Because they are aging, senior cats are more likely to develop oral and cardiorespiratory diseases. Therefore, vets will prioritize abdominal, musculoskeletal, ophthalmic, and oral examinations and focus on the thyroid gland and kidney palpitation. Pain assessment is also an essential step in the process and ensures that your senior cat’s quality of life does not significantly decline.

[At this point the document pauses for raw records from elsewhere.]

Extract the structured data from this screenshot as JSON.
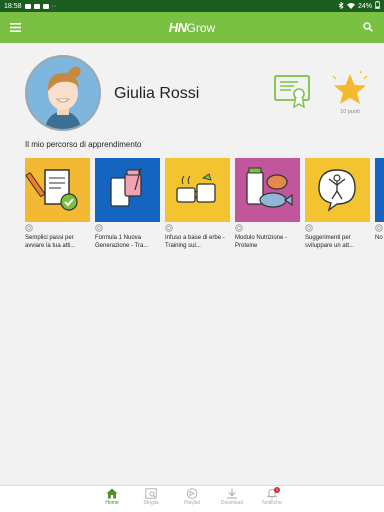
{
  "status_bar": {
    "time": "18:58",
    "dots": "··",
    "battery": "24%"
  },
  "app": {
    "brand_bold": "HN",
    "brand_light": "Grow"
  },
  "profile": {
    "name": "Giulia Rossi",
    "points": "10 punti"
  },
  "section": {
    "title": "Il mio percorso di apprendimento"
  },
  "courses": [
    {
      "title": "Semplici passi per avviare la tua atti...",
      "color": "#f4b933"
    },
    {
      "title": "Formula 1 Nuova Generazione - Tra...",
      "color": "#1565c0"
    },
    {
      "title": "Infuso a base di erbe - Training sul...",
      "color": "#f4c430"
    },
    {
      "title": "Modulo Nutrizione - Proteine",
      "color": "#c2569c"
    },
    {
      "title": "Suggerimenti per sviluppare un att...",
      "color": "#f4c430"
    },
    {
      "title": "No Ba...",
      "color": "#1565c0"
    }
  ],
  "nav": {
    "home": "Home",
    "explore": "Sfoglia",
    "playlist": "Playlist",
    "download": "Download",
    "notifications": "Notifiche",
    "badge": "1"
  },
  "colors": {
    "accent": "#7ac143",
    "statusbar": "#1b5e20",
    "star": "#f5b82e"
  }
}
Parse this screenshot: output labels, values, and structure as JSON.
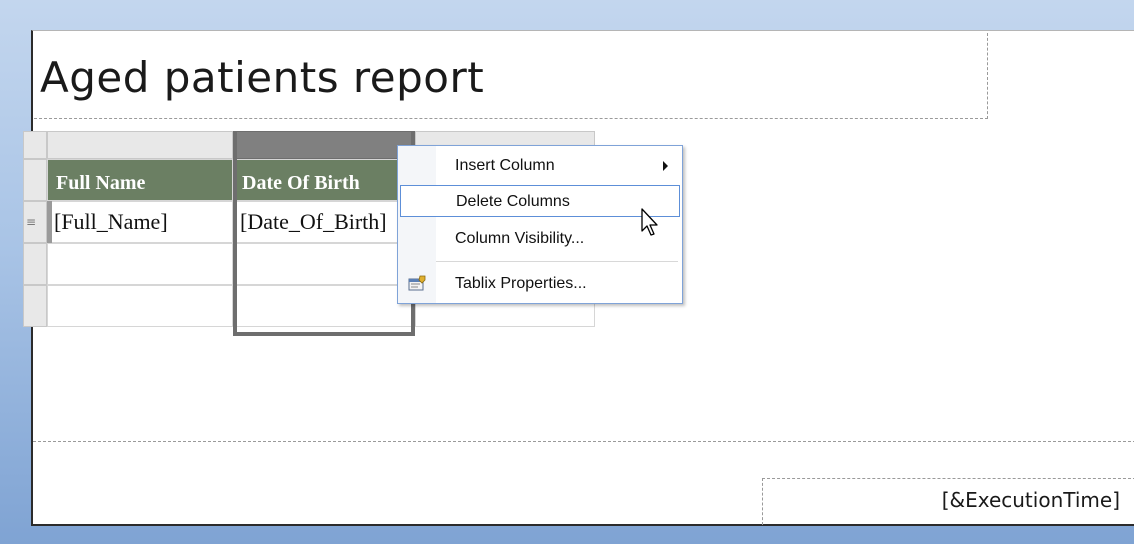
{
  "report": {
    "title": "Aged patients report",
    "footer_field": "[&ExecutionTime]"
  },
  "tablix": {
    "headers": [
      "Full Name",
      "Date Of Birth",
      ""
    ],
    "fields": [
      "[Full_Name]",
      "[Date_Of_Birth]",
      ""
    ],
    "row_handle_icon": "≡"
  },
  "context_menu": {
    "items": [
      {
        "label": "Insert Column",
        "has_submenu": true
      },
      {
        "label": "Delete Columns",
        "highlighted": true
      },
      {
        "label": "Column Visibility..."
      },
      {
        "label": "Tablix Properties...",
        "icon": "properties-icon"
      }
    ]
  },
  "colors": {
    "header_bg": "#6b7f63",
    "selection_border": "#6e6e6e",
    "menu_highlight_border": "#5d8fd8"
  }
}
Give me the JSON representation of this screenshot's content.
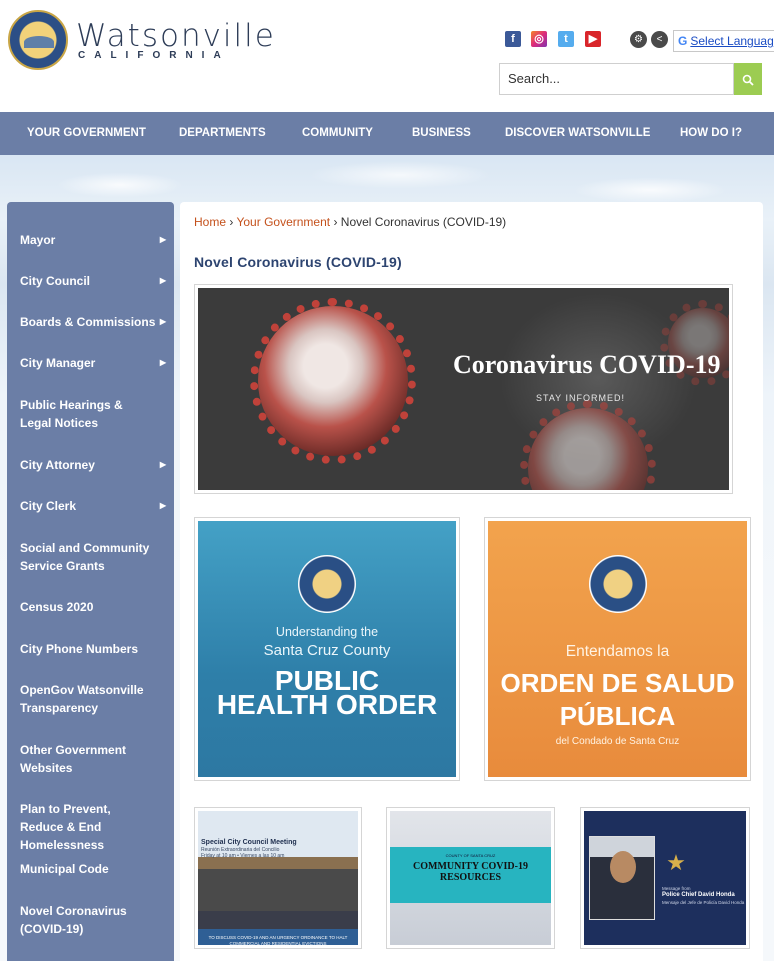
{
  "header": {
    "logo_name": "Watsonville",
    "logo_sub": "CALIFORNIA",
    "social": {
      "facebook": "f",
      "instagram": "◎",
      "twitter": "t",
      "youtube": "▶"
    },
    "translate_g": "G",
    "translate_label": "Select Languag",
    "search_placeholder": "Search..."
  },
  "nav": {
    "items": [
      "YOUR GOVERNMENT",
      "DEPARTMENTS",
      "COMMUNITY",
      "BUSINESS",
      "DISCOVER WATSONVILLE",
      "HOW DO I?"
    ]
  },
  "sidebar": {
    "items": [
      {
        "label": "Mayor",
        "arrow": true
      },
      {
        "label": "City Council",
        "arrow": true
      },
      {
        "label": "Boards & Commissions",
        "arrow": true
      },
      {
        "label": "City Manager",
        "arrow": true
      },
      {
        "label": "Public Hearings & Legal Notices",
        "arrow": false
      },
      {
        "label": "City Attorney",
        "arrow": true
      },
      {
        "label": "City Clerk",
        "arrow": true
      },
      {
        "label": "Social and Community Service Grants",
        "arrow": false
      },
      {
        "label": "Census 2020",
        "arrow": false
      },
      {
        "label": "City Phone Numbers",
        "arrow": false
      },
      {
        "label": "OpenGov Watsonville Transparency",
        "arrow": false
      },
      {
        "label": "Other Government Websites",
        "arrow": false
      },
      {
        "label": "Plan to Prevent, Reduce & End Homelessness",
        "arrow": false
      },
      {
        "label": "Municipal Code",
        "arrow": false
      },
      {
        "label": "Novel Coronavirus (COVID-19)",
        "arrow": false
      }
    ]
  },
  "breadcrumb": {
    "home": "Home",
    "sep": "›",
    "parent": "Your Government",
    "current": "Novel Coronavirus (COVID-19)"
  },
  "page_title": "Novel Coronavirus (COVID-19)",
  "hero": {
    "title": "Coronavirus COVID-19",
    "subtitle": "STAY INFORMED!"
  },
  "card_en": {
    "line1": "Understanding the",
    "line2": "Santa Cruz County",
    "big1": "PUBLIC",
    "big2": "HEALTH ORDER"
  },
  "card_es": {
    "line1": "Entendamos la",
    "big1": "ORDEN DE SALUD",
    "big2": "PÚBLICA",
    "line3": "del Condado de Santa Cruz"
  },
  "card_meeting": {
    "title": "Special City Council Meeting",
    "subtitle": "Reunión Extraordinaria del Concilio",
    "date": "Friday at 10 am • Viernes a las 10 am",
    "caption": "TO DISCUSS COVID-19 AND AN URGENCY ORDINANCE TO HALT COMMERCIAL AND RESIDENTIAL EVICTIONS"
  },
  "card_resources": {
    "small": "COUNTY OF SANTA CRUZ",
    "title": "COMMUNITY COVID-19 RESOURCES"
  },
  "card_police": {
    "small": "Message from",
    "name": "Police Chief David Honda",
    "sub": "Mensaje del Jefe de Policía David Honda"
  }
}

As mature adult cats become senior cats, their habits may change. Changes in grooming, mobility, appetite, hydration, nocturnal activity and vocalization are important to discuss. Additionally, signs of cognitive decline, changes in vision, and problems such as vomiting, polyuria, diarrhea, and polydipsia should be reviewed.
Nutrition and Weight
At this stage in their lives, cats may gain or lose weight. This is tracked and carefully considered in case it is symptomatic of any disease. Feeding still depends on ideal BCS and MCS, but therapeutic diets may be considered if there are concerns about weight.
Environment and Behavioral Care
Mobility decreases as cats age, and senior cats may require a different environment than they did when they were younger. These include accessibility in terms of stairs and litter boxes and comfort in terms of a different diet or bedding. In addition to monitoring their cognitive function, it’s essential to discuss behavioral changes with specialists. Cat owners tend to assign behavioral changes to age, but these may be symptoms of a bigger problem.
Elimination and Hygiene
As with mature cats, senior cats may not be as mobile as they used to be. Accommodations have to be made regarding hygiene and elimination so that senior cats can easily use their litter boxes. Diseases like DJD may require adjusting both the size and location of the litter box so that it is easier to access.
Aging cats are more likely to develop oral tumors and dental disease. Dental care becomes essential in order to prevent a decrease in quality of life since some problems leave cats unable to eat. After a detailed dental examination, owners should discuss proper care instructions and home treatment.
As with all cats, seniors can also fall victim to parasitic infections, depending on risk factors such as location, lifestyle, and travel. Visits may also include fecal examinations and discussions of tick control.
FCV, FHV-1, FPV, and rabies vaccines are the core vaccines for senior cats. However, vaccinating senior cats depends on risk assessment after carefully examining their overall health. The FeLV vaccine may be administered based on risk assessment but is not considered a core vaccine for senior cats.